Enrichetta ha ricordato questo episodio di famiglia: «Siamo nella casa di famiglia e a tavola c’è la buona abitudine che non si deve sprecare nulla. In particolare il pane è sacro… Ma Paolino, che è il solito birbante, si è accorto, arrivato al dolce, che gli è rimasto ancora un pezzo di pane. Così, prova a nasconderlo sotto il piatto. Luigi se ne accorge e in silenzio si avvicina, scosta il piatto, e mangia quel pezzo di pane».

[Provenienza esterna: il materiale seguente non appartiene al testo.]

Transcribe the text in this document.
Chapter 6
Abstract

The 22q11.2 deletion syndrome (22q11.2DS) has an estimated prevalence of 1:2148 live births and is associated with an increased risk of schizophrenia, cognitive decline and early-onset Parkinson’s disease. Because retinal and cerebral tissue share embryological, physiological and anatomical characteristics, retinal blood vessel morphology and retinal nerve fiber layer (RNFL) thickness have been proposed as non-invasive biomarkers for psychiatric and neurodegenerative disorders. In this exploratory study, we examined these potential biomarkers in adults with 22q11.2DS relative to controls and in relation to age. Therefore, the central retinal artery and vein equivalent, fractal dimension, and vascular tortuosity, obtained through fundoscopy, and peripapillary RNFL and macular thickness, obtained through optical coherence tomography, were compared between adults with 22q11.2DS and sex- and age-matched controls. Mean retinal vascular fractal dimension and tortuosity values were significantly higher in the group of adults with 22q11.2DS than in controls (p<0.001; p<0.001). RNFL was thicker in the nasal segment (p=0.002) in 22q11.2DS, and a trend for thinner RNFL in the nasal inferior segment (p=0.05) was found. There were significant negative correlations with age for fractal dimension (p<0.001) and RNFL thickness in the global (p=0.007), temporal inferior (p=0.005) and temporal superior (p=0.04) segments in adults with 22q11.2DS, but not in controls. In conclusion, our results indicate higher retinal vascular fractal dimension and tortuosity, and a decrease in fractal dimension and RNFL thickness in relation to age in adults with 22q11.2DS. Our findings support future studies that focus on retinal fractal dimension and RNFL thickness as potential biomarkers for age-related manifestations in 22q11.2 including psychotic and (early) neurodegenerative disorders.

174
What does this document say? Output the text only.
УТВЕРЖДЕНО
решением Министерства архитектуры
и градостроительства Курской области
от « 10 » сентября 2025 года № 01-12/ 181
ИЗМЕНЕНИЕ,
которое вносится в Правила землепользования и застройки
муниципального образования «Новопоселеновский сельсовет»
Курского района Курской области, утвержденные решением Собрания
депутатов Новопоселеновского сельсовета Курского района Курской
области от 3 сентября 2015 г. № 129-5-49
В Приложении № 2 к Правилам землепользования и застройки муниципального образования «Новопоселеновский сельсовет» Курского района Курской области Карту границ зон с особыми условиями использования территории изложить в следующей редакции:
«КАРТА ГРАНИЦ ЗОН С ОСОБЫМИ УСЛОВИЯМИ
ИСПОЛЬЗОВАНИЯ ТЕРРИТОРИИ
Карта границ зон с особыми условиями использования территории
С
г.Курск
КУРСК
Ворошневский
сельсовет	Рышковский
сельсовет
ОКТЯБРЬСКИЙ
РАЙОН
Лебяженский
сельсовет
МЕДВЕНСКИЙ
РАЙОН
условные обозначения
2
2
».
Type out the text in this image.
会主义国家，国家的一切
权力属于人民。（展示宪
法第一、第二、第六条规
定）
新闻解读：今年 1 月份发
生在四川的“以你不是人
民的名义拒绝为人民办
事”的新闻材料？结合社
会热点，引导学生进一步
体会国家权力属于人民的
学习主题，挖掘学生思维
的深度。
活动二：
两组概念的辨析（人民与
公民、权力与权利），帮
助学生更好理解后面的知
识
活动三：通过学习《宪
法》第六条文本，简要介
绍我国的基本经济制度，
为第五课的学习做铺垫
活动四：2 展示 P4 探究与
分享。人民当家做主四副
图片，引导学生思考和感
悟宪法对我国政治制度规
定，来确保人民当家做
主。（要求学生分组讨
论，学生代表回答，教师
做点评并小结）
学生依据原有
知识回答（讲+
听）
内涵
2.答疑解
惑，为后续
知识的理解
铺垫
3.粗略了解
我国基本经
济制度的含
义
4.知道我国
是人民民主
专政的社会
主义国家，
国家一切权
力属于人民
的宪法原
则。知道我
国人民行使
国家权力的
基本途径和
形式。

L’educazione non è un fatto di parole, ma di sguardi e di gesti. In questa storia di vita c’è stato uno sguardo di padre in cui si sono incontrate in modo splendido, come dice spesso Benedetto XVI, Carità e Verità. Infatti Luigi ha mostrato l’errore, ma ha pagato lui per il figlio, come sempre fa per noi Dio Padre. Paolino non dimenticherà mai quell’episodio e non lo dimenticheranno gli altri figli presenti.

Così, il futuro dell’educazione è in una famiglia che cammina verso la santità. Si tratta di una santità fatta di esperienza quotidiana di lacrime e di gioie incontenibili, nell’esperienza di essere fragili, ma amati e amanti. È la fragilità la vera via della comunione che può trasformarsi in annuncio, all’interno della famiglia, ma anche all’esterno, facendo diventare la famiglia – in uno stile rinnovato, oserei dire in uno stile eucaristico – vero fermento di crescita umana per la società di oggi, luogo fecondo per sperimentare la vita buona del Vangelo e scoprire la propria vocazione.